A declaração reforça que a reforma da formação de preços não se limita a ajustes operacionais, mas busca induzir investimentos em flexibilidade, armazenamento, resposta da demanda e tecnologias capazes de mitigar volatilidade.

Modelo híbrido e descentralização das previsões

Além da contabilização dupla, a proposta permite que usinas não despachadas pelo Operador Nacional do Sistema Elétrico (ONS) informem suas próprias previsões de geração para fins de programação do sistema. O desenho substitui o modelo exclusivamente concentrado na estimativa do operador por uma lógica mais descentralizada e colaborativa.

O modelo híbrido de formação de preços passa a combinar sinal econômico derivado de modelos computacionais com informações declaradas pelos próprios agentes. A medida tende a aumentar a aderência entre programação e operação real, reduzindo custos sistêmicos.

Para o mercado, a mudança tem potencial de alterar estratégias de comercialização, gestão de risco e contratação, sobretudo para geradores renováveis e comercializadores expostos ao MCP.

Cronograma e fase de testes

A implementação está prevista para 30 de junho de 2028. Antes disso, haverá um período mínimo de seis meses de testes das novas regras, com resultados meramente informativos e sem impacto financeiro imediato.

O período de simulação busca garantir segurança jurídica, previsibilidade regulatória e estabilidade ao mercado, permitindo ajustes antes da entrada em vigor definitiva.

Para investidores e agentes do setor elétrico, o cronograma oferece horizonte temporal para adaptação de sistemas, revisão de contratos e desenvolvimento de ferramentas de previsão e gestão de portfólio.

Modernização e redução de encargos

A reforma da formação de preços e da contabilização no mercado de curto prazo está diretamente relacionada à agenda de redução de encargos setoriais.
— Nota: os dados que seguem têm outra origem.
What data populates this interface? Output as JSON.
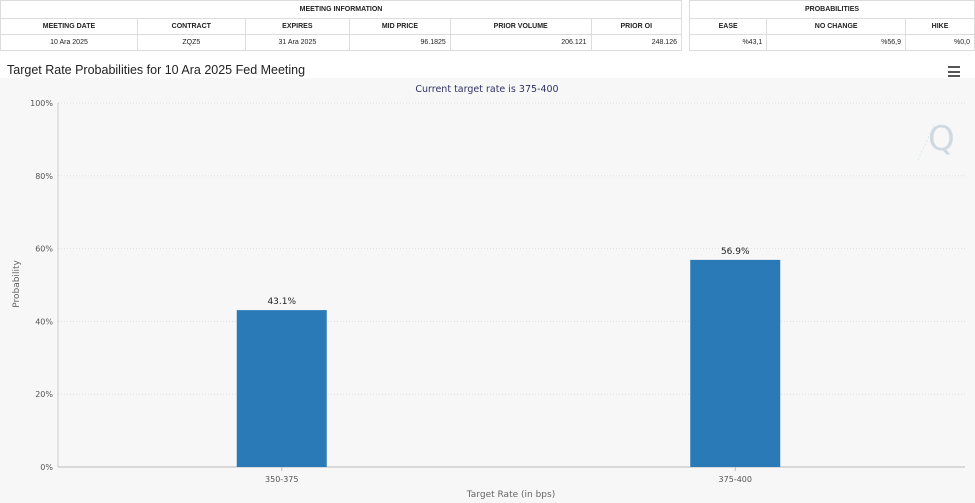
{
  "meeting_info": {
    "section_title": "MEETING INFORMATION",
    "headers": [
      "MEETING DATE",
      "CONTRACT",
      "EXPIRES",
      "MID PRICE",
      "PRIOR VOLUME",
      "PRIOR OI"
    ],
    "row": [
      "10 Ara 2025",
      "ZQZ5",
      "31 Ara 2025",
      "96.1825",
      "206.121",
      "248.126"
    ]
  },
  "probabilities": {
    "section_title": "PROBABILITIES",
    "headers": [
      "EASE",
      "NO CHANGE",
      "HIKE"
    ],
    "row": [
      "%43,1",
      "%56,9",
      "%0,0"
    ]
  },
  "chart_title": "Target Rate Probabilities for 10 Ara 2025 Fed Meeting",
  "menu_icon": "hamburger-menu-icon",
  "watermark_icon": "q-logo-icon",
  "colors": {
    "bar": "#2a7ab7",
    "grid": "#dddddd",
    "subtitle": "#333366"
  },
  "chart_data": {
    "type": "bar",
    "subtitle": "Current target rate is 375-400",
    "categories": [
      "350-375",
      "375-400"
    ],
    "values": [
      43.1,
      56.9
    ],
    "data_labels": [
      "43.1%",
      "56.9%"
    ],
    "xlabel": "Target Rate (in bps)",
    "ylabel": "Probability",
    "ylim": [
      0,
      100
    ],
    "yticks": [
      "0%",
      "20%",
      "40%",
      "60%",
      "80%",
      "100%"
    ],
    "grid": true
  }
}
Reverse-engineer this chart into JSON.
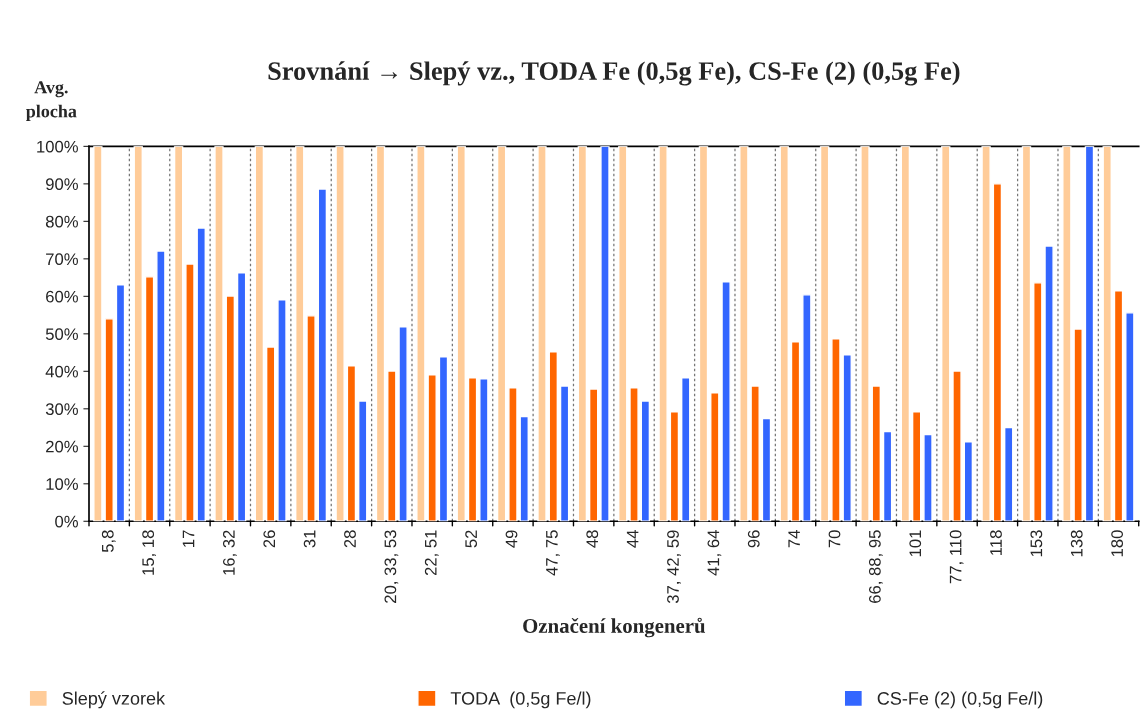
{
  "chart_data": {
    "type": "bar",
    "title": "Srovnání → Slepý vz., TODA Fe (0,5g Fe), CS-Fe (2) (0,5g Fe)",
    "xlabel": "Označení kongenerů",
    "ylabel": "Avg.\nplocha",
    "categories": [
      "5,8",
      "15, 18",
      "17",
      "16, 32",
      "26",
      "31",
      "28",
      "20, 33, 53",
      "22, 51",
      "52",
      "49",
      "47, 75",
      "48",
      "44",
      "37, 42, 59",
      "41, 64",
      "96",
      "74",
      "70",
      "66, 88, 95",
      "101",
      "77, 110",
      "118",
      "153",
      "138",
      "180"
    ],
    "series": [
      {
        "name": "Slepý vzorek",
        "color": "#ffcc99",
        "values": [
          100,
          100,
          100,
          100,
          100,
          100,
          100,
          100,
          100,
          100,
          100,
          100,
          100,
          100,
          100,
          100,
          100,
          100,
          100,
          100,
          100,
          100,
          100,
          100,
          100,
          100
        ]
      },
      {
        "name": "TODA  (0,5g Fe/l)",
        "color": "#ff6600",
        "values": [
          54.0,
          65.2,
          68.6,
          60.1,
          46.5,
          54.8,
          41.5,
          40.1,
          39.1,
          38.3,
          35.6,
          45.2,
          35.3,
          35.6,
          29.2,
          34.3,
          36.1,
          47.9,
          48.7,
          36.1,
          29.2,
          40.1,
          90.0,
          63.6,
          51.3,
          61.5
        ]
      },
      {
        "name": "CS-Fe (2) (0,5g Fe/l)",
        "color": "#3366ff",
        "values": [
          63.1,
          72.1,
          78.2,
          66.3,
          59.1,
          88.6,
          32.1,
          51.9,
          43.9,
          38.0,
          27.9,
          36.1,
          100,
          32.1,
          38.3,
          63.9,
          27.4,
          60.4,
          44.4,
          23.9,
          23.1,
          21.2,
          25.0,
          73.4,
          100,
          55.6
        ]
      }
    ],
    "ylim": [
      0,
      100
    ],
    "yticks": [
      {
        "value": 0,
        "label": "0%"
      },
      {
        "value": 10,
        "label": "10%"
      },
      {
        "value": 20,
        "label": "20%"
      },
      {
        "value": 30,
        "label": "30%"
      },
      {
        "value": 40,
        "label": "40%"
      },
      {
        "value": 50,
        "label": "50%"
      },
      {
        "value": 60,
        "label": "60%"
      },
      {
        "value": 70,
        "label": "70%"
      },
      {
        "value": 80,
        "label": "80%"
      },
      {
        "value": 90,
        "label": "90%"
      },
      {
        "value": 100,
        "label": "100%"
      }
    ],
    "grid": "x",
    "legend": "bottom"
  }
}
Ao realocar responsabilidades e aprimorar sinais de preço, o MME busca mitigar subsídios cruzados implícitos e reduzir distorções que oneram consumidores.

Em um sistema elétrico cada vez mais renovável e descentralizado, a qualidade do sinal econômico torna-se determinante para atrair investimentos em capacidade firme, armazenamento e tecnologias de flexibilidade.

A consulta pública abre espaço para contribuições técnicas de geradores, comercializadores, distribuidoras, consumidores livres e cativos, além de associações setoriais e especialistas. O debate promete ser um dos mais relevantes da agenda regulatória dos próximos anos.